The Blizzard of 1899 in New York

The Great Blizzard of 1899 in New York. It’s amazing that we’re looking at a film of it. The oldest film I’ve ever found in the Library of Congress was 1898, so this must be among the first things ever filmed in New York. The Blizzard of 1899 was a big deal. Back before weather forecasts, people got caught unawares fairly often by cataclysmic weather events. The Hurricane of ’38 killed a lot of people, and I have personally been in a house in Rhode Island that was blown across a salt water pond to the opposite shore. The owners just decided to leave it there, and built a foundation under it where it landed. Tornadoes killed people in the mid sixties, I think it was, in western Massachusetts. [Update: I looked it up. It was 1953. The toll was 94 dead, 1200+ injured in Worcester] The Blizzard of 1899 went into folklore because it killed a bunch of people, and it destroyed a lot of things. It was 39 below zero Fahrenheit in Ohio, still the record low. They had a snowball fight on the steps of the Florida State Capitol Building. Cape May, New Jersey, got 34 inches of snow, back when Sesame Street Scientists™ weren’t abroad in the land, exaggerating for grant money, and they used an honest ruler. It was reported that there was a hard frost in Cuba, of all places. It was reported by the US Weather Service, because we owned Cuba then.

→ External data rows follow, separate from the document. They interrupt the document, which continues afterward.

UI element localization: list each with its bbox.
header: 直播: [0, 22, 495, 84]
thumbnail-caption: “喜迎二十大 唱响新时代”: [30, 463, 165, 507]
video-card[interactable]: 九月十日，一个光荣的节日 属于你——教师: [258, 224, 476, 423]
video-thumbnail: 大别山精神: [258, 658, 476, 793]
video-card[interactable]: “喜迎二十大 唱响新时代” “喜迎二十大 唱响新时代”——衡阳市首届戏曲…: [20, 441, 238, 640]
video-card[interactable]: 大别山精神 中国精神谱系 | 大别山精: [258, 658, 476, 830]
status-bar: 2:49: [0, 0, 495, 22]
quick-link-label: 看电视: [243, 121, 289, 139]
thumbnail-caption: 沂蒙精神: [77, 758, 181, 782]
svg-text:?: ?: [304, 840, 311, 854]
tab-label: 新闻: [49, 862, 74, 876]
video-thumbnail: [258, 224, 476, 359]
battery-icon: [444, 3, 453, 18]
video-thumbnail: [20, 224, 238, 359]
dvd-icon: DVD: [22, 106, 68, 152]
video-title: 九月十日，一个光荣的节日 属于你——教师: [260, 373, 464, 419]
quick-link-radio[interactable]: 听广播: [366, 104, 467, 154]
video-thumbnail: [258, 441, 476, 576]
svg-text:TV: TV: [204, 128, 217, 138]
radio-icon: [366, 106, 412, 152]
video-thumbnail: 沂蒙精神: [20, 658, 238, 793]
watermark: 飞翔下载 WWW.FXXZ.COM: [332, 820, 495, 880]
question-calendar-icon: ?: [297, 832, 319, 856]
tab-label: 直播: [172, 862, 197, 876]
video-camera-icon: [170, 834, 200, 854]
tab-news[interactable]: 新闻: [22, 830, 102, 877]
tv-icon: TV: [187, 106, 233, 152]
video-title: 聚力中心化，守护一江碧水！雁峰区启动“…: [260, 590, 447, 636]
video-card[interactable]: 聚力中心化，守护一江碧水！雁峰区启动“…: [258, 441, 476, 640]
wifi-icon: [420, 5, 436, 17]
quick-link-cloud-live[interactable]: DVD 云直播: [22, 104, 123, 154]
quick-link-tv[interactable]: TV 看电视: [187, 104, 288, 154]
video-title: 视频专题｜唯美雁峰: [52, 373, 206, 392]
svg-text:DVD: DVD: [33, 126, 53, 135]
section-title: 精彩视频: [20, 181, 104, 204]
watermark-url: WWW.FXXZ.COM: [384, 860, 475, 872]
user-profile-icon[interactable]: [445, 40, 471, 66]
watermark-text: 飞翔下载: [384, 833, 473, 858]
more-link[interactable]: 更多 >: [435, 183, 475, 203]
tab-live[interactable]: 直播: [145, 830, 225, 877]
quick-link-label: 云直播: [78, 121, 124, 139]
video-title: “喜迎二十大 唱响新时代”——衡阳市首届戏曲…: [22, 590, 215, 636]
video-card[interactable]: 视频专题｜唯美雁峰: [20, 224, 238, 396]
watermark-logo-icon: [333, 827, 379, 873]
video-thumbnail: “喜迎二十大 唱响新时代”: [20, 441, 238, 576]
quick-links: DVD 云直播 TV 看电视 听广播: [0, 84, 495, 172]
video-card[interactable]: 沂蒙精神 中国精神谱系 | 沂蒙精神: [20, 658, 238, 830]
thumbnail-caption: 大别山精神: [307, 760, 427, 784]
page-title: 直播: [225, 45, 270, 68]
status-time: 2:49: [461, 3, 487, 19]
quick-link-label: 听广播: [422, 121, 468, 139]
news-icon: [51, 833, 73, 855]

Some people in New York City won’t have cable TV for twelve straight hours tomorrow, and they’ll start eating each other soon after if history is any example. The feds will ladle money over corrupt city administrations to fund snowplow contracts that are paid to cronies while the snow waits for the spring to do the work. In short, if we weren’t an incompetent society in all things practical, today’s storm would be handled easily. But it won’t, and Cuba won’t freeze, I imagine. For years we’ll have to listen to the same people claim today’s storm was an arctic cataclysm while simultaneously saying it never happened because the computer model they cooked up ran out of ones and zeroes or something.

Back to the video. When moving pictures first became popular, it was common to simply take pictures of mundane life in and around a city or town, and then display it for the locals while charging a little money for admission. People liked seeing themselves on film, and liked seeing familiar things in a new way.

Movies like this one are more valuable to us because they show mundane life as it was. Entertainment on film from early in the 20th century isn’t nearly as much fun to look at. I’ve noticed the same phenomenon in newspapers. A brand new newspaper is useless twaddle. An old newspaper is full of all sorts of interesting things, most of them not the news stories. When I had to fix a dormer atop the back of my house, I stripped off the shingles and found the whole thing was sheathed in newspaper. It served as a sort of primitive house wrap to keep out drafts. It was all from 1910, so I figure the dormer was an addition; the house was supposedly built in 1901. It’s technically a Victorian, because the old girl was still alive, if only for a few more months. The newspaper was perfectly readable. The advertisements were the best part, and the paper on the whole served as a mute tombstone to the bustling city where it was published a century ago, which is now a disreputable place with a ghostly population that favors plywood curtains for their windows.

All in all, I prefer the real ghosts.